Samuel Drew (6 March 1765 – 29 March 1833) was a British Methodist theologian. A native of Cornwall, England, he was nicknamed the "Cornish metaphysician" for his works on the human soul, the nature of God, and the deity of Christ. He also wrote on historical and biographical themes.

==Early life==
Drew was born near St Austell, in Cornwall. His father Joseph Drew was a poor farmer, who also streamed for tin; his mother, Joseph's second wife, was Thomasin Osborne. The family had come down in the world: Joseph's father had owned a tavern in St Austell, but was profligate. Joseph became a Methodist follower of George Whitefield, leading to his expulsion from his family.

At age ten, Drew was apprenticed to a shoe-maker, and at 20 he settled in the town of St Austell, first as manager for a shoe-maker, and in 1787 began business on his own account. He had already gained a reputation in his narrow circle as a keen debater and a jovial companion, and it is said that he had several smuggling adventures.

He was first aroused to serious thought in 1785 by a funeral sermon preached over his elder brother by Adam Clarke. He joined the Methodists, was soon employed as a class leader and local preacher, and continued to preach until a few months before his death. His opportunities of gaining knowledge were very scanty, but he strenuously set himself to make the most of them. It is stated that a chance introduction to An Essay Concerning Human Understanding determined the ultimate direction of his studies.

==Literary career==
In 1798 the first part of Thomas Paine's Age of Reason was put into his hands; and in the following year he made his first appearance as an author by publishing his Remarks on that work. The book was favourably received, and was republished in 1820. Drew had begun to meditate a greater attempt before he wrote his Remarks on Paine; and, encouraged by the antiquary John Whitaker, he published his Essay on the Immateriality and Immortality of the Soul in 1802.

This work made the "Cornish metaphysician," as he was called, widely known, and for some time it held a high place in the judgment of the religious world as a conclusive argument on its subject. A fifth edition appeared in 1831. Drew continued to work at his trade until 1805, when he entered into an engagement with Dr Thomas Coke, a prominent Wesleyan official, which enabled him to devote himself entirely to literature.

In 1809 he published his Essay on the Identity and General Resurrection of the Human Body, perhaps the most original of his works, which reached a second edition in 1822. In 1814 he completed a history of Cornwall begun by Fortescue Hitchins. In 1819 he removed to Liverpool, being appointed editor of the Imperial Magazine, then newly established, and in 1821 to London, the business being then transferred to the capital. Here he filled the post of editor until his death, and had also the supervision of all works issued from the Caxton Press.

He was an unsuccessful competitor for the Burnett prize offered in 1811 for an essay on the existence and attributes of God.
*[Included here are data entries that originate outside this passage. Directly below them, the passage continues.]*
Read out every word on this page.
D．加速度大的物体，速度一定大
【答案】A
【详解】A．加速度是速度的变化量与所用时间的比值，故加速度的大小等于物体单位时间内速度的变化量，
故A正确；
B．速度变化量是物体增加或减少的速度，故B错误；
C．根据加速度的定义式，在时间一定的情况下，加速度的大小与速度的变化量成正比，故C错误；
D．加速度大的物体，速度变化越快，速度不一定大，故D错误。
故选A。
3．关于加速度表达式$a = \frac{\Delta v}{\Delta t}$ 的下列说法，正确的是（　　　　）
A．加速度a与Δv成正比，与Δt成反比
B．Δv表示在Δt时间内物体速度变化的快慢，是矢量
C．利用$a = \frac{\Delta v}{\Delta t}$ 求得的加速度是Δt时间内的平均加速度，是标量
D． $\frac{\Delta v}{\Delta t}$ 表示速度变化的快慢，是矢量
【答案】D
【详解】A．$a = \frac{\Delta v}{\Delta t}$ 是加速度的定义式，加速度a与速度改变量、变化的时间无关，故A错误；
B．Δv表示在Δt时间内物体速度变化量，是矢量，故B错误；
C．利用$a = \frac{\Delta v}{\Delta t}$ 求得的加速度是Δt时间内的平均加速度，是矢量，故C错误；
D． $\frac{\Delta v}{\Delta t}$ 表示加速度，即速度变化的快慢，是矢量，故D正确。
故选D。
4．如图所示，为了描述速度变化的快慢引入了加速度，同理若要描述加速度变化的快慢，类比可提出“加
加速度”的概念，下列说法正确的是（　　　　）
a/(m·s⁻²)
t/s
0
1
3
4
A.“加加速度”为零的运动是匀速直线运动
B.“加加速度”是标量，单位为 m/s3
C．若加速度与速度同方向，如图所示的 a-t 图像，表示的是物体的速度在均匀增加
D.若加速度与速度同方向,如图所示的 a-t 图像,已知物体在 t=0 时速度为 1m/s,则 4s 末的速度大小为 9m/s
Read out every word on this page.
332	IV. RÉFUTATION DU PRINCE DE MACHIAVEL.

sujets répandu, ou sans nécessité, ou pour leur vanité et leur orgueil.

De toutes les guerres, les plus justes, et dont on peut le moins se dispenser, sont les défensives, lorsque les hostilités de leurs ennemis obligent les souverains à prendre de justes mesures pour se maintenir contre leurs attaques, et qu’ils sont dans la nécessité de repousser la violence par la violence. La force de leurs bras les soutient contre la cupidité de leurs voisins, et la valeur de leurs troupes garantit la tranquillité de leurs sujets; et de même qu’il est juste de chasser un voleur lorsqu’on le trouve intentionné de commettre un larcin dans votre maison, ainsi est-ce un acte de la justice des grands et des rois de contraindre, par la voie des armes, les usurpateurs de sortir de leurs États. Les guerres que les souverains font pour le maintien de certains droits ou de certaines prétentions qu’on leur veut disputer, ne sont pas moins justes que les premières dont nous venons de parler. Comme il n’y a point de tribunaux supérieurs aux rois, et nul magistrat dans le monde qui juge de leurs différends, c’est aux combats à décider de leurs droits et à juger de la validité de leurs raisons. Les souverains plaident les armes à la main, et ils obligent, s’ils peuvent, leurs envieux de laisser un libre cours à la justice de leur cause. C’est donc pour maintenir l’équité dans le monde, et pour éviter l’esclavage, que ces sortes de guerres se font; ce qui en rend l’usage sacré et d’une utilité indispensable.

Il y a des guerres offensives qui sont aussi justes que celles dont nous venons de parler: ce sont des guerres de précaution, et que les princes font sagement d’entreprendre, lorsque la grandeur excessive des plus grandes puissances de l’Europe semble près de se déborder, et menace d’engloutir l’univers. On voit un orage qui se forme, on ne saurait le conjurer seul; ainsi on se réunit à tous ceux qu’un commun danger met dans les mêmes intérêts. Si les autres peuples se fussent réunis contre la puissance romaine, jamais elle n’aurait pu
The work which he then wrote, and which in his own judgment was his best, was published in 1820, under the title of An Attempt to demonstrate from Reason and Revelation the Necessary Existence, Essential Perfections, and Superintending Providence of an Eternal Being, who is the Creator, the Supporter, and the Governor of all Things (2 vols 8vo). This procured him the degree of MA from the university of Aberdeen.

Among Drew's lesser writings are a Life of Dr Thomas Coke (1817), and a work on the deity of Christ (1813).

He died at Helston in Cornwall on 29 March 1833. He was a man of strong mind, honourable spirit and affectionate disposition, energetic both in speech and in writing.

A memoir of his life by his eldest son appeared in 1834.